BofA Securities market analysts predict an "AI arms race" among giant technology companies, with capital spending from four megacaps making big AI bets expected to total $206 billion in 2024, up 40% from 2023 2.
While the AI ETF market is booming, experts caution that investing in these funds does not guarantee market outperformance.
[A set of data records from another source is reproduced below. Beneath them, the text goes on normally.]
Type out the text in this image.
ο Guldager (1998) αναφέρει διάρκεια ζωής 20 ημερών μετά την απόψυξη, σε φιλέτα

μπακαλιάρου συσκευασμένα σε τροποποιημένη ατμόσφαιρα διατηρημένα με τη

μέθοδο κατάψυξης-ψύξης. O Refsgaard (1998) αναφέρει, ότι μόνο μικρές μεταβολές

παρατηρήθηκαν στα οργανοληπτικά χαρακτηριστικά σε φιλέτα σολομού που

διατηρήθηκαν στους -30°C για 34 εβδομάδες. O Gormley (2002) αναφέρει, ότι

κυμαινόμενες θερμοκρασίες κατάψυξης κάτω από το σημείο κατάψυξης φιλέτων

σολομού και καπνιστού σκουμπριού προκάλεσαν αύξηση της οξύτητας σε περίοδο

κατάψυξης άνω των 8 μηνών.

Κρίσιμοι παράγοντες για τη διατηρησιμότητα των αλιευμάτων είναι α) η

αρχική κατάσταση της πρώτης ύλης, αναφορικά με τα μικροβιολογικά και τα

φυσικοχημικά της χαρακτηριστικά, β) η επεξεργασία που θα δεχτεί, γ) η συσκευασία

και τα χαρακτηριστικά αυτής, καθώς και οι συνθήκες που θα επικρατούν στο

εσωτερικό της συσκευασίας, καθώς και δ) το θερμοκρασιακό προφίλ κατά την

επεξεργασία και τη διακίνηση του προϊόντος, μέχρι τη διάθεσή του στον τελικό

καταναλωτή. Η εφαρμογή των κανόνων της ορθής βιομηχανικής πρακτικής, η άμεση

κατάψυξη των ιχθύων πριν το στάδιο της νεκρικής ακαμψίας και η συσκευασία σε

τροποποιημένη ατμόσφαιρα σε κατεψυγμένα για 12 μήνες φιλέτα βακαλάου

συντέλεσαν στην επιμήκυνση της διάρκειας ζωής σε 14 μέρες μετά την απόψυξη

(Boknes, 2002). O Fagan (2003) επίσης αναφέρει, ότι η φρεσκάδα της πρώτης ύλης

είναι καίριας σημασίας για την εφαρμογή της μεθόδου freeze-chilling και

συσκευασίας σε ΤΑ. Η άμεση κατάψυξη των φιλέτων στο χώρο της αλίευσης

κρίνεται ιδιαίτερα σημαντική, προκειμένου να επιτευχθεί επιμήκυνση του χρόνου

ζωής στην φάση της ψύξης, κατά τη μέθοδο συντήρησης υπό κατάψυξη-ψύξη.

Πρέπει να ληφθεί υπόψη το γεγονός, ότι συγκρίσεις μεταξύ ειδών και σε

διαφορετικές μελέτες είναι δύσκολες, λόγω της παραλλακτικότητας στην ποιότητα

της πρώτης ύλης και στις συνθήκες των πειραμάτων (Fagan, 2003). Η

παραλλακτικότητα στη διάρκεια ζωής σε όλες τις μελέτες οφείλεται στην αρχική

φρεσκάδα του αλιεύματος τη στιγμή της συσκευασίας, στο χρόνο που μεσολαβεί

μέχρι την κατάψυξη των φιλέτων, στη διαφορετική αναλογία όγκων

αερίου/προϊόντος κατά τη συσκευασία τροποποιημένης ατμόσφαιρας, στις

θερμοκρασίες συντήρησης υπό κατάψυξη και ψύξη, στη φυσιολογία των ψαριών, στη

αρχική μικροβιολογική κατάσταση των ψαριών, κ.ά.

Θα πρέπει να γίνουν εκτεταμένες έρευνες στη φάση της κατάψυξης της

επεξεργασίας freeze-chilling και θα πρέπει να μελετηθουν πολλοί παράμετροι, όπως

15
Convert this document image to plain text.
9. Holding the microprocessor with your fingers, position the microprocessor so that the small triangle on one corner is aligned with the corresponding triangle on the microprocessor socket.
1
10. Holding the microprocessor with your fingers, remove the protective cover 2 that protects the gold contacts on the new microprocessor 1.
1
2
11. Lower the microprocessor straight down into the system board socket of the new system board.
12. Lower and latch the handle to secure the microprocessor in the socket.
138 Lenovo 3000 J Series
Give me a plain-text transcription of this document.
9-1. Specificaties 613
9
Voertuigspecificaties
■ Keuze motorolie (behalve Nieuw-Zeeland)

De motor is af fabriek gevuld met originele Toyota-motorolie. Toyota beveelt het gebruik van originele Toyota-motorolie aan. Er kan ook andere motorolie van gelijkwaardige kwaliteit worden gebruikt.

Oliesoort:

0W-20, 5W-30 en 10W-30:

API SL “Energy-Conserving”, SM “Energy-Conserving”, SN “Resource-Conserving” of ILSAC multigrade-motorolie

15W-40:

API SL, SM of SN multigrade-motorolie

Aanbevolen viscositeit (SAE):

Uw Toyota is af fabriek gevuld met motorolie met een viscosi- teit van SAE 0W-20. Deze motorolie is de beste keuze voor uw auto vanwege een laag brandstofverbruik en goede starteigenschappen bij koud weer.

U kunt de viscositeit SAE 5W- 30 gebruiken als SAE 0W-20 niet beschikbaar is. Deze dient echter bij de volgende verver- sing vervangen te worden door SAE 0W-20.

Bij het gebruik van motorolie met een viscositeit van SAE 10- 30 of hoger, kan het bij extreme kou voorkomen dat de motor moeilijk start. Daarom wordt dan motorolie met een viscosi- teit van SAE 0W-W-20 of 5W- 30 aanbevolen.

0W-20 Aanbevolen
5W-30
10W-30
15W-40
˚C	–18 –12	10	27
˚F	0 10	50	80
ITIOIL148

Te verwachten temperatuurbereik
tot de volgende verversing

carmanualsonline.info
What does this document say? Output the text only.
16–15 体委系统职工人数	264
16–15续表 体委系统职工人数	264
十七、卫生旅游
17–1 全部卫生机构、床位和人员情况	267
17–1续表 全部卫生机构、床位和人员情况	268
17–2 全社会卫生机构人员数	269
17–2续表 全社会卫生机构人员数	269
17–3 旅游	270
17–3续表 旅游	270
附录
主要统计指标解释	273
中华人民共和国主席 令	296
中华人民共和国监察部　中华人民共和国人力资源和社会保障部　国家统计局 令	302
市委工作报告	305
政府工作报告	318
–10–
Daniel Sotiroff, a senior analyst at Morningstar, noted, "This is a fast-growing, fast-moving industry, and it is easy to hope that you could end up making a lot of money in a short period of time" 2. However, he also emphasized the importance of careful consideration when investing in such thematic funds.
As the AI landscape continues to evolve, asset managers are positioning themselves to offer investors diverse opportunities to participate in this technological revolution. The long-term success of these ETFs will likely depend on the broader adoption and integration of AI technologies across industries and the ability of fund managers to identify and invest in the most promising AI-related companies.